You can work your way recursively from the center, counting zero distance once and working on symmetries. This Python implementation works on the lower-dimension "stem" vector and realizes one 1-dimensional slice at a time. One might also do the reverse, but it would imply iterating on the partial hyperspheres. While mathematically the same, the efficiency of both approaches is heavily language-dependent.

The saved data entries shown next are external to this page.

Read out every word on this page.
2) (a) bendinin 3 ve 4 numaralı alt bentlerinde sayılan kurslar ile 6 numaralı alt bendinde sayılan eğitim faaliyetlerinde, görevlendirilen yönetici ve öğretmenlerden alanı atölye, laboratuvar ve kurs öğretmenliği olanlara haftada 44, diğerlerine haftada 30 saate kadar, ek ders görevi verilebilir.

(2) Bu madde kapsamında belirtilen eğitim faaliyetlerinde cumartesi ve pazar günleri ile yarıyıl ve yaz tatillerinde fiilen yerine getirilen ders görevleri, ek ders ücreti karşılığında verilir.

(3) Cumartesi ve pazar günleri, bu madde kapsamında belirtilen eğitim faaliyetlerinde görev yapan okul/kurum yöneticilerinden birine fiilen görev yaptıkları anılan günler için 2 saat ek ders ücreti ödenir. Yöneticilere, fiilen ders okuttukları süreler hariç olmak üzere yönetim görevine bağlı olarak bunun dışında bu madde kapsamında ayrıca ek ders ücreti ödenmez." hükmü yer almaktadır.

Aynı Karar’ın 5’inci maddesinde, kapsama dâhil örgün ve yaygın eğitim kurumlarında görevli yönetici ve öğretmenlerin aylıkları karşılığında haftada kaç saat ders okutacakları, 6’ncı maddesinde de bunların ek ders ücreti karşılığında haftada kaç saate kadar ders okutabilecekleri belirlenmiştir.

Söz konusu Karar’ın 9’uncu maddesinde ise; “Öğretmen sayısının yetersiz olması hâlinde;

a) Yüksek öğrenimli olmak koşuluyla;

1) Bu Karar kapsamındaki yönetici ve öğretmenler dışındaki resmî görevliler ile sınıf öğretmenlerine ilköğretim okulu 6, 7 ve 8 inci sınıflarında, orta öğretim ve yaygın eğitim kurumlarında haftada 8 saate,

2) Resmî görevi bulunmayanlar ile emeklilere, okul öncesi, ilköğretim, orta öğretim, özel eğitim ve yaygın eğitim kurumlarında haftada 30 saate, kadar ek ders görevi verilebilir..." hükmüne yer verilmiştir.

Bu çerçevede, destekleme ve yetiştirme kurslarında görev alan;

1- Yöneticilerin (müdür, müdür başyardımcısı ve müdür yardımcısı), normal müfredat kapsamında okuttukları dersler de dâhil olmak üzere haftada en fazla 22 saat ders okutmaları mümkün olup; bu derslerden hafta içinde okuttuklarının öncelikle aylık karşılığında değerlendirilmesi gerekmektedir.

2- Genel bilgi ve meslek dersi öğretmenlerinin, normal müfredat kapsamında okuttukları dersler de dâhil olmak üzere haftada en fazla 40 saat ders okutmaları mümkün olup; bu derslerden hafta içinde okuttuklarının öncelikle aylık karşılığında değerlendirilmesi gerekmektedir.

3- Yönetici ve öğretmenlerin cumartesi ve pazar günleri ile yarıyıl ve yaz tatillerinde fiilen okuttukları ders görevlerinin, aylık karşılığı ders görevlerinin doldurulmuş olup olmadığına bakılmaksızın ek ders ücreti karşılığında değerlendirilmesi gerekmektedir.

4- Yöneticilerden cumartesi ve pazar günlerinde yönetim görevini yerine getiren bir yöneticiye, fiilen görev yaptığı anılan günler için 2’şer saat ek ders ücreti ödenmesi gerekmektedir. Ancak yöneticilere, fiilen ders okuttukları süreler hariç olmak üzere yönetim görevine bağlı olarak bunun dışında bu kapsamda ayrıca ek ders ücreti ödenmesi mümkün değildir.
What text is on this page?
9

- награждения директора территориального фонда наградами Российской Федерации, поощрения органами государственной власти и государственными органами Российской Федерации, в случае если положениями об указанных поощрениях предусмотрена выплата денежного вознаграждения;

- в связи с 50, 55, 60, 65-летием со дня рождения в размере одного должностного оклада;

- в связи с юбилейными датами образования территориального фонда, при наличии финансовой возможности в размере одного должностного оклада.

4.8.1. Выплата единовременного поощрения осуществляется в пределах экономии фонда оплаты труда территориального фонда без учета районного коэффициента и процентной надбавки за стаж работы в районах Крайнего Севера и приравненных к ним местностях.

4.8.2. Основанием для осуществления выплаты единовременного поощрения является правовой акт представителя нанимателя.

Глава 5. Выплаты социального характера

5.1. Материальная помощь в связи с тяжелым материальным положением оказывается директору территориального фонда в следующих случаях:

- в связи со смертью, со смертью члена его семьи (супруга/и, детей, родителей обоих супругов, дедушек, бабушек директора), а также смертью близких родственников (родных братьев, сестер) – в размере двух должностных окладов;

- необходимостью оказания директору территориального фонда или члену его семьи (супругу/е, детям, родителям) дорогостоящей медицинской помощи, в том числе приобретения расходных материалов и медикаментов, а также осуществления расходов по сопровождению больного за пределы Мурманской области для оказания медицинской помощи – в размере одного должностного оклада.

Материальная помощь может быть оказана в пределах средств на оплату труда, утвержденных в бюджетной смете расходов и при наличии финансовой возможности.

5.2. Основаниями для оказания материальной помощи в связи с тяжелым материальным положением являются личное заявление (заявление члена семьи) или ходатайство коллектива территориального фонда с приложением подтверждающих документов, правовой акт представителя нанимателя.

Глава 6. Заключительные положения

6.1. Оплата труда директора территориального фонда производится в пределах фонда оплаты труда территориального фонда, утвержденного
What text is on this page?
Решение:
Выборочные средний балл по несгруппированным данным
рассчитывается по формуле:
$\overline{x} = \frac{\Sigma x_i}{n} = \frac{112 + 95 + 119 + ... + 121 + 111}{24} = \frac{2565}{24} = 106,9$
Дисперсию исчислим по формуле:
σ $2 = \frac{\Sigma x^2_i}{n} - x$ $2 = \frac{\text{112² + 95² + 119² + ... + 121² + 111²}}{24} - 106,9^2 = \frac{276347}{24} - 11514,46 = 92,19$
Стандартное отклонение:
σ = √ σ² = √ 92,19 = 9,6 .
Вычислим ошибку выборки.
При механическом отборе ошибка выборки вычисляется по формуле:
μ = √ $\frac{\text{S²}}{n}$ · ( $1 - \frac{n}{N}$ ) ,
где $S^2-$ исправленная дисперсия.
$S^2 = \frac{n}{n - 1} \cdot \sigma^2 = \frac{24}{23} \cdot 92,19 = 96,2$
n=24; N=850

If you know beforehand the cardinality of the target space, I would recommend to write an iterative implementation.
The following enumerates the points on a R=16 hyper-LEGO block in six dimensions in about 200 ms on my laptop. Of course, performance rapidly decreases with more dimensions or larger spheres.
def lapp(lst, el):
lst2 = list(lst)
lst2.append(el)
return lst2
def hypersphere(n, r, stem = [ ]):
mystem = lapp(stem, 0)
if 1 == n:
ret = [ mystem ]
for d in range(1, r+1):
ret.append(lapp(stem, d))
ret.append(lapp(stem, -d))
else:
ret = hypersphere(n-1, r, mystem)
for d in range(1, r+1):
mystem[-1] = d
ret.extend(hypersphere(n-1, r-d, mystem))
mystem[-1] = -d
ret.extend(hypersphere(n-1, r-d, mystem))
return ret
(This implementation assumes the hypersphere is centered in the origin. It would be easier to translate all points afterwards than carrying along the coordinates of the center).